9 in Denver when he pounded Rockies pitchers for numbers 61, 62 and 63. There
were still 18 games left in the season. McGwire's record fell on Oct. 5, at Pac
Bell Park, and on the last day of the season Bonds hit his 73rd home run. After
the game he said he wanted his trainers written into his new contract. Of
Anderson and the others, Bonds told the San Jose Mercury News, "Those guys
are with me for life."
Barry bonds was 38
years old in 2002 when he won his first batting title. He batted .370, hit 46
home runs and drew a ridiculous 198 walks. Once again Bonds's offensive surge
was powered by performance-enhancing drugs from Anderson, who got them from
BALCO and Conte. Conte and Anderson sent Bonds's blood for testosterone
screening at the end of the 2001 season and ordered another round before spring
training 2002. Then baseball's new Home Run King began another drug cycle, as
described in the doping calendars kept by Anderson.
During a
three-week cycle, Bonds was injected with human growth hormone every other day.
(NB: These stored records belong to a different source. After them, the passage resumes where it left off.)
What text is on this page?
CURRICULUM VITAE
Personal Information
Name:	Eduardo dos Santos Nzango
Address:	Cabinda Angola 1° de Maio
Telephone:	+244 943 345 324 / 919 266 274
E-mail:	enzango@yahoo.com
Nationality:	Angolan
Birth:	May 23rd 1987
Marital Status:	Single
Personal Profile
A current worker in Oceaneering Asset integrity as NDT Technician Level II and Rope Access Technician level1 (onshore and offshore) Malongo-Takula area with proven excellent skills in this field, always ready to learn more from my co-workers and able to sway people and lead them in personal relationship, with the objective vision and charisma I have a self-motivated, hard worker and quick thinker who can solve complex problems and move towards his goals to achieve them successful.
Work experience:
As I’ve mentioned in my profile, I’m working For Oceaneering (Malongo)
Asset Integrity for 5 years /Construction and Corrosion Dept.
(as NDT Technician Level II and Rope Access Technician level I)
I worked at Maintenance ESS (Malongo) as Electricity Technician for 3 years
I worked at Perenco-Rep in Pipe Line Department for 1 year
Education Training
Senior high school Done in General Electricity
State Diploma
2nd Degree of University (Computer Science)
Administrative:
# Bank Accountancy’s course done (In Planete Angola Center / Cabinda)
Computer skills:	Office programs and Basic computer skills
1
Between injections he alternately used Conte's two undetectable steroids, the
Clear and the Cream. At cycle's end, Bonds took Clomid, a drug doctors
prescribe to women for infertility; Conte thought it helped his clients recover
their natural ability to produce testosterone, which was suppressed by steroid
use. Conte recommended a week off between cycles. Usually the drugs were
administered at Bonds's home, with Anderson dropping by to inject him with
Growth or to squirt the Clear under his tongue, using a syringe with no
needle.
Bonds's gaudy
numbers would make him an MVP once again. Even better, the Giants made it to
the World Series. And, for the first time, Bonds produced in the postseason:
Against the Anaheim Angels he hit .471 with four home runs and a garish on-base
percentage of .700. But the Angels won the Series in seven games, and Bonds
told friends that perhaps he was fated only to set individual records but never
to play on a championship team.
In 2002, after Ken
Caminiti confessed to Sports Illustrated that his 1996 MVP season had been
steroid-powered, Major League Baseball was pressured to make steroid testing a
part of the new labor agreement that was negotiated that summer. To Olympic
athletes, baseball's testing policy was a joke, so weak that it could barely be
called a policy at all.
Weak or not,
players still feared getting caught. Bonds despised the thought of being
exposed as a drug cheat. He wanted no part of the humiliation he might endure
if his status as the game's premier player were called into question. But
Anderson guaranteed that Bonds was protected. "The whole thing is,
everything I've been doing, it's all undetectable," he would say during the
spring of 2003, when he described Bonds's drug use to an acquaintance who was
secretly wearing a wire. "The stuff I have, we created it. You can't buy it
anywhere else, you can't get it anywhere else. You can take [it] the day of [a
drug test], pee, and it comes up clear.